This review examines the relevance and effectiveness of UK aid for trade since 2015, assessing to what extent programmes address binding constraints to trade and promote poverty reduction and inclusion.
The review also assesses how effectively the UK has worked with partners at the international, regional and country levels; whether the UK has adapted its approach to the changing global and domestic context; whether it has caused inadvertent harm; and how well it has used learning to improve programming.
The review focuses on support provided through the former Department for International Development, the former Foreign and Commonwealth Office and, subsequently, the Foreign, Commonwealth and Development Office, as well as the cross-government Prosperity Fund.

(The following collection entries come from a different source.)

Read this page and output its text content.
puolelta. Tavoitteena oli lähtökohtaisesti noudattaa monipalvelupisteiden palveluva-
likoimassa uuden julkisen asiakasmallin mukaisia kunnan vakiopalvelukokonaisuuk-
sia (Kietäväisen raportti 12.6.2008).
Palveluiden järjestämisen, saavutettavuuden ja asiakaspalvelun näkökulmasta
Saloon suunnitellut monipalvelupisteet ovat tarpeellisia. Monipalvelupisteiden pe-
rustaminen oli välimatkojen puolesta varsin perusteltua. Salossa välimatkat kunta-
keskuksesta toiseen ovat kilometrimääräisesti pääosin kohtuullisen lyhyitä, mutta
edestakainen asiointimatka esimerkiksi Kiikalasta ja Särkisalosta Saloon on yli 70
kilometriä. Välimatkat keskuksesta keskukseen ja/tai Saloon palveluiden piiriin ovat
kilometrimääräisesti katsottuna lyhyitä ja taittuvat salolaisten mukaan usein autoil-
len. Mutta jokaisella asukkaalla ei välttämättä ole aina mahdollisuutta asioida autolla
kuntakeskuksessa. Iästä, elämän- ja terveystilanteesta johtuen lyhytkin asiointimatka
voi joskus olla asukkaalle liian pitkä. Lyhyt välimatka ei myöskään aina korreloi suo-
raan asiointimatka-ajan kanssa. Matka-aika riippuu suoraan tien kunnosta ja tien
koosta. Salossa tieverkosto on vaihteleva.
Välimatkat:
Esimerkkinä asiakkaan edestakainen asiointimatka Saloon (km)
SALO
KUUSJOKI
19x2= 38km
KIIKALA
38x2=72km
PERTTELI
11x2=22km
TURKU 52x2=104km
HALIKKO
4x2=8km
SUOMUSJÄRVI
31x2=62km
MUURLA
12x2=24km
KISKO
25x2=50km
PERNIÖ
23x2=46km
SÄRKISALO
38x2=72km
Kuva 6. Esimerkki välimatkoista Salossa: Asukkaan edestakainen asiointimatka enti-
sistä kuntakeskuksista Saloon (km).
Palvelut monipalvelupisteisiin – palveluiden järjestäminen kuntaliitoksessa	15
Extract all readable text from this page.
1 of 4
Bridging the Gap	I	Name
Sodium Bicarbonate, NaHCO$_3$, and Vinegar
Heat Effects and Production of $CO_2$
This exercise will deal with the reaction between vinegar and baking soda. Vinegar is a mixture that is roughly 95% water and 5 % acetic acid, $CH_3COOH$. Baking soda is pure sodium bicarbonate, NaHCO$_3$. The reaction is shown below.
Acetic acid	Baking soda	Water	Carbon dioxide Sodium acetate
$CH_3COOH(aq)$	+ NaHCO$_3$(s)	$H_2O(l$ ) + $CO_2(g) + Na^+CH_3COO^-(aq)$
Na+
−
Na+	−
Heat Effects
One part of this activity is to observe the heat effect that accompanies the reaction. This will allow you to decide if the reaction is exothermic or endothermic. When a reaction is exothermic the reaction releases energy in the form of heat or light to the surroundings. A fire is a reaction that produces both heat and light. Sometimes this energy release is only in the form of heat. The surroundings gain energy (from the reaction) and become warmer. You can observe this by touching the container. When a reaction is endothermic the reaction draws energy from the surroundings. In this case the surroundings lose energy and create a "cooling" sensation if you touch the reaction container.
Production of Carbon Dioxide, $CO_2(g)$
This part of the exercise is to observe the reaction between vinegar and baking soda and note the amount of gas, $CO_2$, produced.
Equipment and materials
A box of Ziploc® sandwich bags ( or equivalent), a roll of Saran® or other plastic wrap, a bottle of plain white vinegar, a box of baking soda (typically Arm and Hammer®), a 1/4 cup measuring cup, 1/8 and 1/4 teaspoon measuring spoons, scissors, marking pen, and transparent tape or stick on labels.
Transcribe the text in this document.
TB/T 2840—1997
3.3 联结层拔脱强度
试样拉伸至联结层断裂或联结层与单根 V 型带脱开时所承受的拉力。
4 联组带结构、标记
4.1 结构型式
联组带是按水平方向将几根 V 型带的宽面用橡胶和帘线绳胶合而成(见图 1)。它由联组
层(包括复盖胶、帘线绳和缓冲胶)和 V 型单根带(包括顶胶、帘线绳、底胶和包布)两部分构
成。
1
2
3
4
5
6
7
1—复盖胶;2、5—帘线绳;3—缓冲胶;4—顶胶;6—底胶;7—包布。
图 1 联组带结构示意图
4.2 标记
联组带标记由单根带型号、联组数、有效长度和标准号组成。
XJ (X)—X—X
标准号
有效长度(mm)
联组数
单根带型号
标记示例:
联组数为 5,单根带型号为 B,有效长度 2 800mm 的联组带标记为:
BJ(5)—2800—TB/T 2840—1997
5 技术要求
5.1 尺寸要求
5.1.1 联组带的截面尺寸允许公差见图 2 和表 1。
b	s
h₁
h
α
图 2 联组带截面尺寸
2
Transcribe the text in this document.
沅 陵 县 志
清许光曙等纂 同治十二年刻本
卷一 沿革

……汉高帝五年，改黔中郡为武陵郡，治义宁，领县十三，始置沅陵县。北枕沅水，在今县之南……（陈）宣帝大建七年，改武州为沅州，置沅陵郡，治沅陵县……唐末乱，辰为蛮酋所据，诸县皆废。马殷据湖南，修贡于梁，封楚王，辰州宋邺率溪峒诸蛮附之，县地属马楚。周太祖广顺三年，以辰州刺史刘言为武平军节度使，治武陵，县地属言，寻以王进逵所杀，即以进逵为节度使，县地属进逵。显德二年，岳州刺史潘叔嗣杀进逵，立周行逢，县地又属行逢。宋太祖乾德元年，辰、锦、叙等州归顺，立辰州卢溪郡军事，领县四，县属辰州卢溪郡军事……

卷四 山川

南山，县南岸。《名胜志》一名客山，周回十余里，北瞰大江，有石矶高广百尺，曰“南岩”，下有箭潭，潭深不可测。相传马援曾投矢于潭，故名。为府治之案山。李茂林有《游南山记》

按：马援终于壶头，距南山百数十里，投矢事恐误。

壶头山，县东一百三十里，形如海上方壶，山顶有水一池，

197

It builds on ICAI’s 2013 DFID’s trade development work in southern Africa review, which highlighted some serious challenges, including a lack of focus on poverty reduction. It also builds on ICAI’s 2019 information note on The use of UK aid to enhance mutual prosperity, which flagged the risk that the focus on poverty reduction might be diluted by the pursuit of benefits for the UK.
This review provided an opportunity to assess the wider aid for trade portfolio, offering evidence to inform improvements in programming, as well as examining how the UK balances its objectives on aid for trade.
- Does the UK have a clear and coherent approach to aid for trade?
- To what extent has the UK achieved its aid for trade objectives?
- How has the UK used learning from ongoing aid for trade interventions to evolve its approach to design and delivery?